L'orage ( La Barre à Anglet ) tiré de " Ces petits moments de bonheur "
Au fond, sur l'horizon, une barrière grise descend du ciel en cachant le soleil. Une brise légère parcourt la plage presque immédiatement, comme un frisson. L'océan devient vert foncé et marron, en alternance : les nuages plombés jouant avec les ombres. La ligne sombre monte vers la côte et obscurcit les terres. La mer grossit et jette sur les rochers sa mousse immaculée que les vagues transportent. La plage se vide lentement de ses baigneurs, l'orage monte.

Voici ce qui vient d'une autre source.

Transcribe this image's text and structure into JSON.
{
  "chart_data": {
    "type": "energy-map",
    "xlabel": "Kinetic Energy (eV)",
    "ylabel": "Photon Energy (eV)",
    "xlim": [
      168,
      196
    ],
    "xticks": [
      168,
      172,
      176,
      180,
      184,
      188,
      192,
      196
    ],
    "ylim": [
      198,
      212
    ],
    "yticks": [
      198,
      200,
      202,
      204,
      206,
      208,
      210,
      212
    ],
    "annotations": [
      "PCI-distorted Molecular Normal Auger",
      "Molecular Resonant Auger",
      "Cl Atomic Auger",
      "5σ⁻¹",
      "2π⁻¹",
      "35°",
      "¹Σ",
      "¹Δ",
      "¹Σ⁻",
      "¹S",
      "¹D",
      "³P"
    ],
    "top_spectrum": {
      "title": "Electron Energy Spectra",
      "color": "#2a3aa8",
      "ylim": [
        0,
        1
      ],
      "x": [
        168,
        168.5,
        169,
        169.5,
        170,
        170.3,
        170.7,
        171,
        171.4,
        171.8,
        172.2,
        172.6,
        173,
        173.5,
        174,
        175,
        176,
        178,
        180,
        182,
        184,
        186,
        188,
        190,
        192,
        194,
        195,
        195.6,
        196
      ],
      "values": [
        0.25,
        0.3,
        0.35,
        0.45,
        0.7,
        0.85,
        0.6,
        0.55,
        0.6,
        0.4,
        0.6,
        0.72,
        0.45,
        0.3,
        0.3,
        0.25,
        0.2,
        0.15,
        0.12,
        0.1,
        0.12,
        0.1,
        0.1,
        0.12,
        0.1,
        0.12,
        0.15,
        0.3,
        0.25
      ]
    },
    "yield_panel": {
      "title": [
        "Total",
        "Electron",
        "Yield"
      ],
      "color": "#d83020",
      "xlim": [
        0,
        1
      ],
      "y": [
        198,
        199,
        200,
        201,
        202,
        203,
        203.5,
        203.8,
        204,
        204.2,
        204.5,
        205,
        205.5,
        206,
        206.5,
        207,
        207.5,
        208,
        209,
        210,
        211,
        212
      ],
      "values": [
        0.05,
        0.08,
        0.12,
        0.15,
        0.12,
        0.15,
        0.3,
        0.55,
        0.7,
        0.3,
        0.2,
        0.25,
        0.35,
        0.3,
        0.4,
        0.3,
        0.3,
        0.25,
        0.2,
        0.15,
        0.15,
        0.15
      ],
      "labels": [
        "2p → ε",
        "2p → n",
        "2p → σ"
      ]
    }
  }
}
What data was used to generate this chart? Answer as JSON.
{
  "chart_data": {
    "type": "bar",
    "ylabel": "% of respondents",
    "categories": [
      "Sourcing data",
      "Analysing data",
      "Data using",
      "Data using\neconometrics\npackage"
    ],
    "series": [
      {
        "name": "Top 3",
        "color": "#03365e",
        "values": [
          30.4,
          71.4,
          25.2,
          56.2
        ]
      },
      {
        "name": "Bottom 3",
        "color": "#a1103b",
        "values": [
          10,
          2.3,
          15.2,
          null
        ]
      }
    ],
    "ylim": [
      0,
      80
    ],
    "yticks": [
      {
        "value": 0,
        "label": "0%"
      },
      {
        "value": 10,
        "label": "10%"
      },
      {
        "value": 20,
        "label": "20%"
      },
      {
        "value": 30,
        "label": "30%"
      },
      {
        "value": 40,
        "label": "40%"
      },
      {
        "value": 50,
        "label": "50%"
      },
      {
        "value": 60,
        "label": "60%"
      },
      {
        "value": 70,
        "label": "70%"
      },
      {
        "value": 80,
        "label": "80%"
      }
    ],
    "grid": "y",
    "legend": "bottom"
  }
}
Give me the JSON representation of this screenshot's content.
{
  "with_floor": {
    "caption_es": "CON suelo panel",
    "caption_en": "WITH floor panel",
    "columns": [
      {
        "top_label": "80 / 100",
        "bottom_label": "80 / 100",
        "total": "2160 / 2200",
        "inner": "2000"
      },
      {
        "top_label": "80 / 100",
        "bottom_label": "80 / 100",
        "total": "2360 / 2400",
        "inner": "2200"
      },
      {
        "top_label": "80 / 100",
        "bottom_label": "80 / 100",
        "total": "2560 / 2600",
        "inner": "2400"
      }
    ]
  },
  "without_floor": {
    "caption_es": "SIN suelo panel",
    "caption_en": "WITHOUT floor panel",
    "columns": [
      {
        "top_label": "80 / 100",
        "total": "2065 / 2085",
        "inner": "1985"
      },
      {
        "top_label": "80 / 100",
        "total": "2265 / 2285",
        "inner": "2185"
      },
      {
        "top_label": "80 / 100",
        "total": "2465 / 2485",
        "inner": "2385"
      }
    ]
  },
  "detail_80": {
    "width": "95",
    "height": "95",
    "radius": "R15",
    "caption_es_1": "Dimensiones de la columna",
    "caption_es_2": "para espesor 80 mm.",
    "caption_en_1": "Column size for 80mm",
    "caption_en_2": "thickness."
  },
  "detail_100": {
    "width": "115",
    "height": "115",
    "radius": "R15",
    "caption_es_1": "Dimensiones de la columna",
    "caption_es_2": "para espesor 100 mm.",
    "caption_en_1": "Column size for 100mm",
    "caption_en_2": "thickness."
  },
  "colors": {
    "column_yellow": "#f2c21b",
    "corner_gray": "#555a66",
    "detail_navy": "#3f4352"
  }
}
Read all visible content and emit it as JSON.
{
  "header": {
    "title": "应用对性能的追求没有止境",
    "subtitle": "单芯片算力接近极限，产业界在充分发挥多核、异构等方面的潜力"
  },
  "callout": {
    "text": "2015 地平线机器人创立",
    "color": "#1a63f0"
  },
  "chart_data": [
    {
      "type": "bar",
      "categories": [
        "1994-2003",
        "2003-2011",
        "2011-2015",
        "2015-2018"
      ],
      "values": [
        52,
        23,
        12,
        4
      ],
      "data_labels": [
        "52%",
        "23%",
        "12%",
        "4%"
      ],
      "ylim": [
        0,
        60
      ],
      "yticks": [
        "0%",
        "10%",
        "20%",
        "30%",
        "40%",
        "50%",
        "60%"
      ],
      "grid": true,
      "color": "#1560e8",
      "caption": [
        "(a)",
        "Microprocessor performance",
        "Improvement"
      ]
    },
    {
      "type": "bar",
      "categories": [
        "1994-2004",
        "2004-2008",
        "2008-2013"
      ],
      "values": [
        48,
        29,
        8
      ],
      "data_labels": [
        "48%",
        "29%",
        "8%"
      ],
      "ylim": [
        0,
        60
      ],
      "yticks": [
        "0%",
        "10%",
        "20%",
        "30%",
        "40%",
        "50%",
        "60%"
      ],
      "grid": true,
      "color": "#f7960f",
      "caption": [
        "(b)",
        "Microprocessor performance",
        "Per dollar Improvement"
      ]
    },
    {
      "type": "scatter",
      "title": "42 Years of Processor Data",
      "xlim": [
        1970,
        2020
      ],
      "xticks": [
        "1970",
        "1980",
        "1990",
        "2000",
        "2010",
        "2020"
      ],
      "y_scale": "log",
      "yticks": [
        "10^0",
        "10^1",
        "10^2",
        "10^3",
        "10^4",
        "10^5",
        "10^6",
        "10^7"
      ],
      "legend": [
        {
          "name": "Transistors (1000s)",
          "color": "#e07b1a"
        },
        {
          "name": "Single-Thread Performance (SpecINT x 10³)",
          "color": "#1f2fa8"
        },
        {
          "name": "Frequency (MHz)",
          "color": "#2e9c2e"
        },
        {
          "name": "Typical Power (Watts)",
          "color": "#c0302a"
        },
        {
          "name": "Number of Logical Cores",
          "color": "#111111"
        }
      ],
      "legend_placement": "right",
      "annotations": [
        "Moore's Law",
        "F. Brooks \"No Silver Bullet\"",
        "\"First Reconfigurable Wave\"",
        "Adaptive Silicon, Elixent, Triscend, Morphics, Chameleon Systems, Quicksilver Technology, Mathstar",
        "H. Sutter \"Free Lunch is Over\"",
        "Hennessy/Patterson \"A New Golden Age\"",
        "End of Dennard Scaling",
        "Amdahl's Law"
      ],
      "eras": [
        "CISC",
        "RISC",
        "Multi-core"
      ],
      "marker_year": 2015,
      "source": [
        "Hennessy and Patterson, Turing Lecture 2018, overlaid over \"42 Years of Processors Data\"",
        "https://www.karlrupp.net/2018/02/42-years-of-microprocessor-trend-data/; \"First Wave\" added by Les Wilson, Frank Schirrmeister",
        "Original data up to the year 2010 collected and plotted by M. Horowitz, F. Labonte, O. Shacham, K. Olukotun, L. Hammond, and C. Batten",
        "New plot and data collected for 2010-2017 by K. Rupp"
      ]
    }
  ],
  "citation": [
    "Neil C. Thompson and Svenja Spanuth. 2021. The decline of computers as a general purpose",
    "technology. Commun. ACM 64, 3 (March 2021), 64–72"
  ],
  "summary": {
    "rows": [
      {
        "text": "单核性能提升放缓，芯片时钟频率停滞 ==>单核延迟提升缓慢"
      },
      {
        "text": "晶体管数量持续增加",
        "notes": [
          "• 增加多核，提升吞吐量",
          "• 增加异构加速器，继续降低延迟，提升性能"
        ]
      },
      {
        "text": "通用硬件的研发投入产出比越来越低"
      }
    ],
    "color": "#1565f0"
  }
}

Le vent forcit pendant que les mouettes criardes entament un ballet au-dessus des flots. L'océan est triste et les premiers embruns caressent mon visage. Un cargo se présente à l'embouchure de "l'Adour" : sa coque rouge et noire tangue dans les rouleaux à la pointe de la "Barre d'Anglet". Poupe au vent, l'entrée dans le fleuve est délicate s'il ne veut pas être drossé sur les blocs de granit protégeant le sémaphore. De l'autre côté de l'estuaire, sur la commune de "Tarnos", les anciennes grues métalliques semblent surveiller la manœuvre avec bienveillance. L'écume recouvre le haut de la jetée et le ressac des vagues résonne d'un bruit sourd en écho. Les nuages ont perdu leurs dentelles superbes et assombrissent l'azur. Le sable a changé de couleur et le contraste avec le ciel s'est accentué. Les pins parasol frémissent dans le vent qui gonfle. J'aime les orages que parfois l'océan nous donne : ce temps changeant qui fait le charme de l'atlantique à nul autre pareil. En remontant la dune par le chemin dallé de planches en escalier, les tamaris clairsemés dans les haies de thuyas bruissent en cadence dans le ronronnement des vagues. Quelques gouttes tombent enfin, et picotent les jambes, avant que ne s'abatte l'averse océane.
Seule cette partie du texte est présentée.